I ride regularly through village after village in the Leine Valley near Göttingen. Each has a story to tell spanning for some a thousand-year history and like so many in Central Europe they have been caught up in events beyond their control.
In the 17th century the Leine Valley was ravaged by conflict during the Thirty Years War and in the 18th once more the power games of the dominant nations were played out in the Seven Years War which raged in the area between 1756 to 1763 leading to more great suffering and economic chaos.
The people of these villages were swept along when Great Britain and France fought for imperial dominance. The British possessing a superior navy wanted to push the French out of their colonies and dominions across the World. Their plan was to subsidise the enemies of France such as the German speaking Prussian, Hessen and Hannoverian royal houses hoping they could pin France to continental Europe and weaken its presence around the world. This was ultimately successful, and it resulted in a territorial carve up not to the benefit of France.
My ride took me to Deiderode, and this village was the headquarters of the French in 1760 and they built a long defensive position made up of earthworks from the River Werra to the River Leine. Additionally, the French occupied the nearby city of Göttingen where I now live.
Overlooking 12th century Deiderode is the 370-metre high Gieseberg, and this was at the heart of the French fortifications. I was on my road bike and so I declined to climb the gravel forest road to the top.
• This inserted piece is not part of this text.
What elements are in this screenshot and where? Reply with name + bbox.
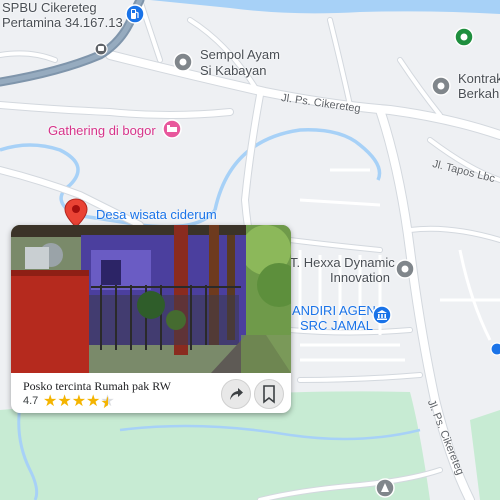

In February 2021 I was at Deiderode to visit the site of a United States Airforce B17 called Lassie Come Home which was shot down here (one of six lost in a 30 second period in 1944).
All Along the Watchtower (military history of the area)
The Ride – 58KM (2 gravel sectors)
I visited, Obernjesa, Klein Schneen (looted in the 30 Years War), and Elkerhausen before I crossed the border into Hesse (a stream) on a gravel path into Marzhausen. Following a newly laid road I went through Hermannrode to Mollenfelde passing an old Jewish Cemetery. Near Mollenfelde stands the Berlepsch Castle (constructed 1368, almost destroyed and the family ruined in the 30 Years War & rebuilt 1894), and this was once a place for bird fanciers, poets, a Bhagwan and was visited by Goethe in 1801.
I should have gone back to Mollenfelde but went further down the hill until I realised, I was within six kilometres of Witzenhausen on the Werra River and I knew I had to retrace my steps.
Back in Mollenfelde I rode along a ridge of high ground with great views toward Jühnde Castle (destroyed in the 30 Years War) and the Gauß Tower to the West with Göttingen to the East into Deiderode. It was then a wonderful downhill section for many kilometres back to Klein Schneen where I let my whimsey guide me home via Friedland.